How to Implement Electronic Kanban on your Production Line

Here we show the necessary steps to implement Electronic Kanban in production lines:

  1. Initial assessment and planning: In this stage the current workflow will be evaluated. The objective is to identify areas of improvement and establish clear objectives for the implementation of Electronic Kanban.
  2. Electronic Kanban tool selection: An investigation of the multiple Electronic Kanban tools available in the market that fits the specific needs of our production lines will be performed.
  3. Kanban board design: Configure the electronic Kanban board, defining the columns representing the stages of the production process and customizing the labels and details as needed.
  4. Team training and pilot: Provide training to the team on the use of the electronic Kanban system and perform a pilot implementation in a specific area or team to test its effectiveness in real conditions.
  5. Evaluation and expansion: Evaluate the performance of the pilot, gather feedback from the team and make adjustments as necessary before expanding the implementation of e-Kanban to other areas or teams in the production environment.

How to select the right tool

Selecting the right tool is of great importance for the successful implementation of Electronic Kanban in your production lines. Below is a series of steps to follow to help you in the selection of the most suitable tool:

  1. Understand our specific needs: When choosing the tool it is necessary to understand the needs of your production line, i.e. take into account the type of process, the number of people who will use this tool or certain specific features you want it to have.
  2. Research the options available in the market: Right now, just by searching on Google, you will find a lot of options to implement Electronic Kanban in production environments.
  3. Evaluate the key features of the different options: Here it would be interesting to check the customizability of the tool's kanban board, ease of integration with the company's ERP system, scalability, customizable metrics, integration on mobile devices to see the status in real time at any time.
  4. Search for feedback and opinions: as in any software of this type before the acquisition it is important to have some feedback from customers who have purchased it and see how positive (or negative) their experience has been.

How to design your Kanban board

To design your Kanban board you should consider the following:

  1. Identify the different states of the product from the beginning to the end of its production: these states can be similar to the board shown above.
  2. Design the board: for example in the columns you can put the different states of the process and in the rows the different processes.

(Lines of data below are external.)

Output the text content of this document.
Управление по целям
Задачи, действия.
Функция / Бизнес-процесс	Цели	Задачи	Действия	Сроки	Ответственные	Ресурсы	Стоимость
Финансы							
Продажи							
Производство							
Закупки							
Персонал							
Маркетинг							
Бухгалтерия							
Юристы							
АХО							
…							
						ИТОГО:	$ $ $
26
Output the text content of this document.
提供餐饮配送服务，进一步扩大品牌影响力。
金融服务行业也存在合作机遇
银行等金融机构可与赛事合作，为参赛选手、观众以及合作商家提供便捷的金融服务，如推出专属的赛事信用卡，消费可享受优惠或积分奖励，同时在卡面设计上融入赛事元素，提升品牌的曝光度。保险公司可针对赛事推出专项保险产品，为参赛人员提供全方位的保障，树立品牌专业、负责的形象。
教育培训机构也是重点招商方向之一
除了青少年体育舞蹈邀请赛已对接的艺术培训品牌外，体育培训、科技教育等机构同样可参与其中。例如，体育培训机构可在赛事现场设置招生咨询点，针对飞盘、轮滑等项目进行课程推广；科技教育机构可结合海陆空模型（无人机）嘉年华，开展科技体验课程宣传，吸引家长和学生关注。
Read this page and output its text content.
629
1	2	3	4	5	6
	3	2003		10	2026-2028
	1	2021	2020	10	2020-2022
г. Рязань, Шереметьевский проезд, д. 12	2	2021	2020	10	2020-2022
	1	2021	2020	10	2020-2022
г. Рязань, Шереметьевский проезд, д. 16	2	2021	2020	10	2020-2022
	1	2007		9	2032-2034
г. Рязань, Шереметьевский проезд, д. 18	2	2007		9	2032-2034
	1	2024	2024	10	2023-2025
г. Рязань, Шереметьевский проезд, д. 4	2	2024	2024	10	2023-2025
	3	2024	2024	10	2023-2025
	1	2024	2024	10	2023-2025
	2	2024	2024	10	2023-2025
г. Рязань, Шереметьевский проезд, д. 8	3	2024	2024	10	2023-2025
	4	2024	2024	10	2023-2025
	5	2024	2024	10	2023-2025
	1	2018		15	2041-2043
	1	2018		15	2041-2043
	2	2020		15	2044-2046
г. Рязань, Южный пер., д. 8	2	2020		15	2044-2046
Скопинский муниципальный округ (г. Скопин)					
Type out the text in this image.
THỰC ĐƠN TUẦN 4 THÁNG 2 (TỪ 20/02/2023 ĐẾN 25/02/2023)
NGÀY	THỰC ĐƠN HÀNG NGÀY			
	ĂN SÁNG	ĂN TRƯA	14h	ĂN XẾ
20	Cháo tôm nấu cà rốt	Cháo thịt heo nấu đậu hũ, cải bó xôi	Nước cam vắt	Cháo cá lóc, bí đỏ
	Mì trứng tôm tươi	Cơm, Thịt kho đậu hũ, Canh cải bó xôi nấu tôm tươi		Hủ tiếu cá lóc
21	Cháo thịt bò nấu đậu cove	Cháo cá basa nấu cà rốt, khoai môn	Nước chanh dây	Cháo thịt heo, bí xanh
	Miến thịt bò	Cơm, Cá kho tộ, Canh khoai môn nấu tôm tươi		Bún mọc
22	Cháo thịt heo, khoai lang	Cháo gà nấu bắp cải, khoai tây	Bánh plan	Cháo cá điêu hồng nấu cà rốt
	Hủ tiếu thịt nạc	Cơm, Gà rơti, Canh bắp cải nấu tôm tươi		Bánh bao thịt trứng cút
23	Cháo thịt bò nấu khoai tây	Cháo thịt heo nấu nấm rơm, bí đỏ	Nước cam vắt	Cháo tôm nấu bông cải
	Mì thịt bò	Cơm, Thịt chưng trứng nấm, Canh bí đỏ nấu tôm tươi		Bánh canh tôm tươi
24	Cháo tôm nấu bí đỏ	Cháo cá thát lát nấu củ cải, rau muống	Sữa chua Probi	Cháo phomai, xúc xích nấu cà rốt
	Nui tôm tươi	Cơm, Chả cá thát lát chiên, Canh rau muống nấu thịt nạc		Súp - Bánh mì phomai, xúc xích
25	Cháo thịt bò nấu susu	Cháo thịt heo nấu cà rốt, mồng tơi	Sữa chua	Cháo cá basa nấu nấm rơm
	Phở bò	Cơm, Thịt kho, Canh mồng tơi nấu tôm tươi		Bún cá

As an example, to manage the orders of a factory there could be two Kanban boards:

  • One that would show at a macro level the status of the factory orders with orders not started, in process, finished and shipped to customers.

kanban electronico

  • Another one that would show more detail than shown above. As mentioned before, unassigned orders would refer to those that have not yet been assigned a tag, once the tag is assigned, it would go to "Assigned Orders in Progress".